SHNet, JAKARTA – Total ada 91 insan olahraga yang menerima penghargaan di malam puncak peringatan Hari Olahraga Nasional (Haornas) 2019 di Siring Menara Pandang, Banjarmasin, Kalimantan Selatan, Minggu (8/9).

Uniknya, dari total 91 penerima penghargaan itu, hanya 20 perwakilan yang diundang untuk datang langsung ke Banjarmasin dan menerima penghargaan dari Menteri Pemuda Dan Olahraga (Menpora) Imam Nahrawi.

Atlet berkuda DKI Jaya, Muhammad Akbar Kurniawan termasuk salah satu atlet yang menerima penghargaan dan juga masuk dalam 20 perwakilan insan olahraga yang diundang untuk hadir langsung ke Banjarmasin.

Muhammad Akbar Kurniawan yang akrab disapa Aan ini pun hadir di Banjarmasin dengan didampingi kedua orang tuanya, Fatchul Anas dan Ernawati Yuhana. Begitu nama Aan dipanggil untuk maju menerima penghargaan dari Menpora, kedua orangtuanya terlihat girang bukan kepalang.

“Bangga dan bahagia bisa melihat Aan menerima penghargaan tertinggi di Haornas 2019 ini,” ucap ayahandanya, Fatchul Anas kepada SHNet, di Banjarmasin. Sementara Aan mengaku bangga dan nyaris tak ada kata-kata untuk mengungkapkan kebahagiaannya. “Pokoknya saya bangga, terima kasih buat Pemerintah yang menghargai kami,” ujar remaja belia kelahiran 20 Februari 2004 ini.

Lantas, apa harapan Aan yang kini jadi andalan Pordasi DKI Jaya ini setelah meraih penghargaan ini? “Semoga ini bisa terus memicu semangat saya Karena cita-cita saya hanya bisa tampil di Olimpiade,” tutur Aan.

Lumrah kalau Aan didaulat menerima penghargaan.

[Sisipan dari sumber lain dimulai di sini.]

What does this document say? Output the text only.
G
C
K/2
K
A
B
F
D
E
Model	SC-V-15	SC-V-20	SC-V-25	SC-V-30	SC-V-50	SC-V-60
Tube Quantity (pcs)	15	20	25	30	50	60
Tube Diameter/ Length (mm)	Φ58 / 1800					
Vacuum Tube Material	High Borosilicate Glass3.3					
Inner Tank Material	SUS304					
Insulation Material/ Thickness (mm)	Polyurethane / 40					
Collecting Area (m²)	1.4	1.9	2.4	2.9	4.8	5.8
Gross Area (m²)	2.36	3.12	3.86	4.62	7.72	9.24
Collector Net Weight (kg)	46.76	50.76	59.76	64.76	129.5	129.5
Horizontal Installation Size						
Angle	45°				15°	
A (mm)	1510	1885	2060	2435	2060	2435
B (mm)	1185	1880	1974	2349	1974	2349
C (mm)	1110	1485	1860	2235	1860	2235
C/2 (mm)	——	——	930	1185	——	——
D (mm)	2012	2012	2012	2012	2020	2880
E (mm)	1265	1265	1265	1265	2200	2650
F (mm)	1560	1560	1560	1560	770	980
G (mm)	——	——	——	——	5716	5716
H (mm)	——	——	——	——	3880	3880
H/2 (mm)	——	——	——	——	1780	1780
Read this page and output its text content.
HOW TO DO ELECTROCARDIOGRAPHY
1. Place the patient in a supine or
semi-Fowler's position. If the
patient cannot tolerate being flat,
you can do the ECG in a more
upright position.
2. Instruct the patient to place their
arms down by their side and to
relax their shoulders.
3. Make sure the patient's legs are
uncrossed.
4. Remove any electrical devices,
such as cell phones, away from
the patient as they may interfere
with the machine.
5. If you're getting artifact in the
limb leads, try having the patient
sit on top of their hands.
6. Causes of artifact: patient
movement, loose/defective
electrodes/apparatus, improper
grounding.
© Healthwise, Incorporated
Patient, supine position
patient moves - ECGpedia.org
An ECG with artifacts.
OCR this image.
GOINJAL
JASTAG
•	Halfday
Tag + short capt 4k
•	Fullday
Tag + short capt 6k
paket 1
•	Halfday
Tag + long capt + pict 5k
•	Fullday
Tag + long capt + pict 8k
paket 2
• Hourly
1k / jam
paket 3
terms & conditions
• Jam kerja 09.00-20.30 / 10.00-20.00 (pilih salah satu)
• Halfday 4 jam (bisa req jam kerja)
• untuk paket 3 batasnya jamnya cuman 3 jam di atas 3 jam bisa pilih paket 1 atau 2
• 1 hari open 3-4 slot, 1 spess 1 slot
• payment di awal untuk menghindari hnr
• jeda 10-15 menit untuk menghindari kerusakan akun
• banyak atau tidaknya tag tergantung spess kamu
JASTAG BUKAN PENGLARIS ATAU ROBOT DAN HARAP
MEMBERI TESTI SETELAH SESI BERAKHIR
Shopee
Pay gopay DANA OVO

Pasalnya, ia adalah juara dunia berkuda junior di seri kejuaraan dunia Longines Master-HKJC Asian Junior Challenge pada 15-17 Februari 2019. Ia turun di kelas jumping 14-18 tahun dan bersaing ketat dengan atlet tuan rumah yang sudah tampil di Youth Olympic, atlet Taiwan, serta atlet Thailand yang usianya lebih tua darinya.

Sebelum menjuarai seri kejuaraan dunia di HongKong, Aan juga meraih prestasi sebagai juara di 3rd AEF Junior Jumping Championship di Taiwan pada 9-12 November 2018 dan juara CSIJB Princes Cup Thailand 19-21 November 2018. Pada 28 Februari-3 Maret lalu, Aan mengikuti FEI Jumping Challenge seri 1 di Jakarta dan menjadi juara pertama.

Ada empat atlet berkuda yang meraih penghargaan ini selain Aan. Mereka adalah: Jeremy Ewaldo Hugo, Dirga Wira Ramadhan Putra, dan Mira Marshelina Warganegara. Dan, Aan termasuk yang berusting masuk dalam undangan panitia untuk hadir langsung ke Banjarmasin. Selain plakat penghargaan, Aan dan atlet penerima penghargaan lain juga menerima dana kesejahteraan senilai Rp. 40 juta dari Kemenpora.  (Nonnie Rering)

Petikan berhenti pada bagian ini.